Notre Helena

par Michael Löwy
Helena, Maria Piôa Valenzuela

Témoignage lors des obsèques au cimetière du Père-Lachaise, à Paris, le 13 janvier 2022.

" La gentillesse, le courage, la modestie » - ce sont les mots par lesquels notre ami Serge Aberdam décrit Maria Pi±a Valenzuela, notre " Helena ».

J'ajouterais encore un mot : la fidélité. La fidélité de toute une vie aux idéaux du socialisme et au mouvement qui lutte pour les réaliser, la IVe Internationale.

Helena n'a jamais oublié les rêves de sa jeunesse au Chili, qui l'on conduit à militer dans les rangs du Parti socialiste révolutionnaire (section chilienne de l'Internationale). Trop modeste, elle parlait rarement de son engagement au moment du coup militaire de septembre 1973. Grâce à l'interview par Olivier Besancenot, dans une vidéo tournée il n'y a pas longtemps par des camarades dans les locaux du NPA, nous savons qu'elle s'est chargée de transporter des armes pour la résistance. Arrêtée par les militaires, dans une opération spectaculaire qu'elle décrit avec ironie, elle fut interrogée, déshabillée, humiliée, torturée à l'électricité : " Je ne savais rien, donc je n'ai rien dit », c'est son seul commentaire. Elle fut aussi internée au Stade de Santiago, avec des milliers d'autres prisonniers politiques. Transportée par la suite dans une prison avec des femmes " droits communs » (surtout prostituées), elle se lia d'amitié avec elles. Ces femmes l'admiraient beaucoup comme militante révolutionnaire et l'ont choisie comme porte-parole.

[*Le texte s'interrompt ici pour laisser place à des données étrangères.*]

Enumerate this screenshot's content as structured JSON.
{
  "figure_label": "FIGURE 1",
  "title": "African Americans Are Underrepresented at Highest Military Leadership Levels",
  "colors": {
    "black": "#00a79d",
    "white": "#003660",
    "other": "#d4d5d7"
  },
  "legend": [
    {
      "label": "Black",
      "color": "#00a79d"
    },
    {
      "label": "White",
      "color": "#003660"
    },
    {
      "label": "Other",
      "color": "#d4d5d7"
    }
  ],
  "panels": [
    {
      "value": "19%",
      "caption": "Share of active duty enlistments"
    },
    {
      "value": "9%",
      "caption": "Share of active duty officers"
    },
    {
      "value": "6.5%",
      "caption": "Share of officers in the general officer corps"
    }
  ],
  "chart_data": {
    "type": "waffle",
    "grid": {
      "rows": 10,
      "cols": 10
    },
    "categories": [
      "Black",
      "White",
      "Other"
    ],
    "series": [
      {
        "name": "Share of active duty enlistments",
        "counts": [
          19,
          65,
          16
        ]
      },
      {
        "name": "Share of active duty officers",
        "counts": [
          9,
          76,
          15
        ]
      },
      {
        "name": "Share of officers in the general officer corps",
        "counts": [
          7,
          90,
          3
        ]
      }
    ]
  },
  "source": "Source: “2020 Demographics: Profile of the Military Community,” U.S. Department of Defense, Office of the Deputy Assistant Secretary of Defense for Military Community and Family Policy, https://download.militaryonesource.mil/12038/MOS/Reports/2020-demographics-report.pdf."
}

Après un séjour de deux ans en Irlande - choix imposé par les restrictions dans la plupart des pays - elle finira par arriver en France en 1976. Établie à Paris, elle va adhérer, avec son compagnon Norman, à la Ligue communiste révolutionnaire. C'est à ce moment que nous nous sommes rencontrés et nous avons décidé de créer la cellule latino-américaine de la LCR. Pendant des dizaines d'années elle fut une des principales animatrices de ce travail, notamment en contribuant à créer le Centre d'études marxistes José Carlos Mariategui, qui organisait des conférences sur l'actualité latino-américaine, à la Maison de Cuba ou à la Maison du Mexique de la Cité universitaire. Notre cellule fut un lieu de rencontres inoubliables entre militants exilés - chiliens, argentins, brésiliens… - et des camarades français de la LCR. On discutait, dans une atmosphère d'amitié et de partage, tantôt en français, tantôt en castillan, et on essayait de prendre en main des tâches de solidarité, de propagande, de réflexion. Tout cela aurait été impossible sans l'engagement actif d'Helena.

Je n'ai pas besoin de vous raconter comment Helena a été l'âme vivante infatigable de la librairie La Brèche, pendant toute l'année et au cours des Universités d'été de la Ligue et ensuite du NPA. Une activité qu'elle a menée, dans un esprit solidaire et chaleureux, jusqu'aux derniers mois de sa vie, et qui l'a fait connaître, et aimer, de milliers de camarades, français ou visiteurs étrangers. Ce travail comme libraire était pour elle beaucoup plus qu'un métier : un engagement militant pour la culture révolutionnaire.

Nous avons partagé pendant presque un demi-siècle les joies et les déceptions du combat en France et en Amérique latine. Ses derniers jours ont été éclairés par les nouvelles du Chili, la défaite du fascisme pinochétiste aux élections présidentielles.